Lucas sigue haciéndonos reflexionar en torno al valor de la fe. Es esta, la fe, la que nos capacita para reconocer los dones de Dios en nuestra vida.
Se supone que los cristianos hemos de ver en toda nuestra vida la mano de Dios y esto debería invitarnos a vivir con gozo, alegría y agradecimiento. Sin embargo, no es raro dar con cantidad de cristianos tristes, que viven más quejándose que transmitiendo buenas noticias y ganas de vivir. Parece que hemos sido más educados en lo que no debemos decir ni hacer, en esa continua amenaza de caer en pecado, que en el gozo de sabernos hijos de Dios salvados, no sólo curados.
“Y le dijo: Levántate y vete; tu fe te ha salvado”. Esa es la gran diferencia entre el samaritano, que vuelve agradecido a Dios, y los otros nueve; Él se siente no solo curado sino salvado, su vida está llena de Dios y no puede por menos que ser agradecido y proclamarlo. El hecho de ser cristianos no nos garantiza ser más sensibles a las realidades de este mundo, ni siquiera a percibir más a Dios en nuestras vidas.
Jesús nos invita a ser agradecidos, a pedir y prestar ayuda, y a mantener una actitud de gozo y alegría.

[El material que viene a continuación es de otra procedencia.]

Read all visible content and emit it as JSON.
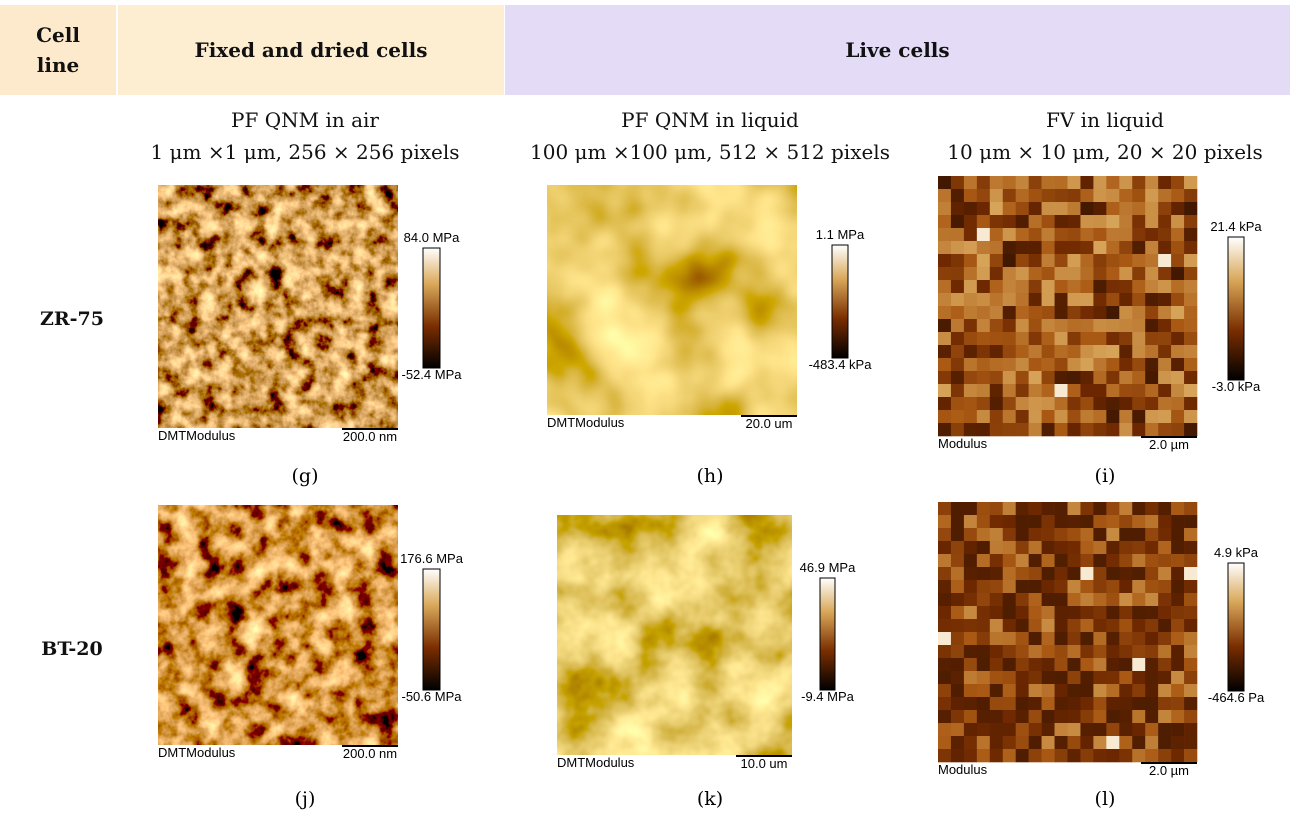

sábado, 1 de octubre de 2016

"Auméntanos la fe" (Lc 17, 5-10)

La fe, una palabra tan sencilla pero a la vez tan compleja y abstracta, tan universal y genérica como íntima, subjetiva y personal.
Quizás muy osada la petición de los discípulos: “Auméntanos la fe” ¿Qué fe? ¿A qué se referían? ¿Sabemos en realidad lo que significa tener fe?
“Si tuvierais fe como un grano de mostaza…”. La fe no entiende de categorías-medidas humanas. Jesús reconoce en sus discípulos que su fe es más pequeña que un grano de mostaza, es decir que es una fe de mínimos, una fe aún precaria… me atrevería a decir infantil. Pero ¿En qué se basaba para afirmar esto?
La fe supone un cambio de actitud. Un disfrutar de y con la vida que cambia nuestra forma de ser con nosotros mismos y con los demás. La fe conlleva una alegría y esperanza capaces de silenciar el dolor, la tristeza e incluso la muerte. Por eso los discípulos pidieron a Jesús que aumentara su fe, porque seguramente ellos veían en Él una actitud distinta ante la vida, una fortaleza difícil de entender y de adquirir pero que les resultaba llamativa y la deseaban.
¿Puede alguien aumentarnos la fe? ¿Es responsabilidad de Dios nuestra fe? En la Iglesia se define muchas veces la fe como un don, y entendida así parece que no la puede tener todo el mundo, pero yo creo que la fe es una dimensión que todo ser humano tiene y a la que debemos abrirnos. Hay ciertas acciones, actitudes y lugares que facilitan el cuidado y apertura a la fe; En ellos están incluidas todas las religiones, esa es su tarea, descubrir al ser humano su dimensión de fe para que descubra el mejor camino que le acerque al transcendente, a Dios.
Todo esto lleva a plantearse la actitud del cristiano adulto que ha crecido físicamente, profesionalmente y personalmente, pero que ha olvidado el cuidado de su dimensión de fe viviendo de las rentas recibidas en la niñez, y por tanto manteniendo una fe infantil en un ser adulto.
Se dice en el mismo evangelio de Lucas, refiriéndose a Jesús aún siendo joven, que: “El niño crecía en estatura, gracia y sabiduría”. Esta es una asignatura pendiente en el cristianismo, al menos en la Iglesia católica, nutrir, cuidar el proceso de fe. Es cierto que esto es una responsabilidad personal, pero la Iglesia como cabeza y madre, también debería facilitar caminos y medidas más realistas y adaptadas a los tiempos, para que no se descuide la fe. Nuestros chicos y chicas crecen en estatura y conocimientos a un ritmo vertiginoso. No descuidemos el cuidado y el crecimiento de su fe, porque al igual que los discípulos se lo pidieron a Jesús, ellos nos demandan que aumentemos su fe, es decir, que les ayudemos a cuidar su fe. Si bien es cierto que “un ciego no puede guiar a otro ciego”, es por tanto necesario que antes revisemos y mimemos nuestra relación con Dios, nuestra fe.